Navigating illness and the internet is, clearly, a knotty subject. Yet one thing it is important not to lose sight of in discussions about medical misinformation, pseudoscience and conspiracy is the real suffering of people whose experiences and symptoms don’t fit into easy categorisations. Bryan Blears is an NHS worker and a vaccine supporter. Following his second Pfizer vaccine in July 2021, he reports suffering from “intense chest pains which have resulted in about a dozen A&E attendances, numerous cardiology follow-ups and no diagnosis”. After contracting Covid in December 2022, this got worse. “I have crushing chest pain on the left side almost every day,” he says. Despite undergoing “a chest x-ray, numerous ECGs, blood tests for [raised levels of] troponin [which might indicate heart injury] and D-dimer [proteins formed after a blood clot dissolves], an echocardiogram and a treadmill stress test,” so far, there have been no answers. Blears describes each day as “a rollercoaster of emotions”, as he constantly flips between “the rational, medical-led approach and the anxiety-filled, internet-fuelled irrationalism of there being many vaccine-related deaths, which I fear becoming a part of”. “To give you an indication as to how seriously this has disrupted my life, I have said my goodbyes and written a will, despite being 32 years old.”

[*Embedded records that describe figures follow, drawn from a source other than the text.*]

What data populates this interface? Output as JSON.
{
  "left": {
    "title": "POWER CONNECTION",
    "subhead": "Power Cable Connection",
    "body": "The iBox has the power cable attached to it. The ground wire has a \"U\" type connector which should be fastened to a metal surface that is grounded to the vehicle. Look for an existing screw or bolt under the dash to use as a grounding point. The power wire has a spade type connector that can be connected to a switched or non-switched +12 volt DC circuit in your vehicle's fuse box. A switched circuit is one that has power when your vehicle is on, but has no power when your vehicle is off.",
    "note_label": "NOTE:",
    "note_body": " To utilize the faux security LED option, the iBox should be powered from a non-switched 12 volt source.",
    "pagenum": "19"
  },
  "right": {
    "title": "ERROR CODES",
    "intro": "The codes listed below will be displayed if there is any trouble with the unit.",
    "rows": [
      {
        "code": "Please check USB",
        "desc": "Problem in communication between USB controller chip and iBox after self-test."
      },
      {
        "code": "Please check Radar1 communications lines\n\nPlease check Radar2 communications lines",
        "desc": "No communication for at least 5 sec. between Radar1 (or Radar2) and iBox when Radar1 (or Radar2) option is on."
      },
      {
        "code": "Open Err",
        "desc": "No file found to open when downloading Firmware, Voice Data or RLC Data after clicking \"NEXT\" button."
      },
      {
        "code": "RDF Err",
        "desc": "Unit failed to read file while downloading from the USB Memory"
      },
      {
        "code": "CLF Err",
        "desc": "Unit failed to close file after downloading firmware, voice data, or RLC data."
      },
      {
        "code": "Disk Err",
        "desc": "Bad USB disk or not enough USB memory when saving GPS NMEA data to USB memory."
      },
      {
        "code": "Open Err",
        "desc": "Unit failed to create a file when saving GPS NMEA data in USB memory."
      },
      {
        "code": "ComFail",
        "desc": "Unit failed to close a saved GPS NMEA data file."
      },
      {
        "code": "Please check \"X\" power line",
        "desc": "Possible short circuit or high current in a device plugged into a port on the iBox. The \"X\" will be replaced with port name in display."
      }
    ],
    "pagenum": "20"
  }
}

“What are my real symptoms,” Blears asks, “which I do believe are extremely rare but genuine?” His greatest concern is “being lumped in as part of a group of conspiracy theorists”. Ultimately, of course, this is a fear of being dismissed and disbelieved. “I think that these groups have caused real damage to the small number of people who may genuinely be adversely affected by their vaccines,” Blears stresses, “because we will not be taken seriously while they continue to push their content.”

The line between truth, belief, and lies may always remain blurry. “Sometimes we struggle to accept that our bodies can produce sensations without there always being a clear medical explanation, or disease pathology present,” Dr Schnack concludes. “People want certainty, and sometimes there isn’t any.”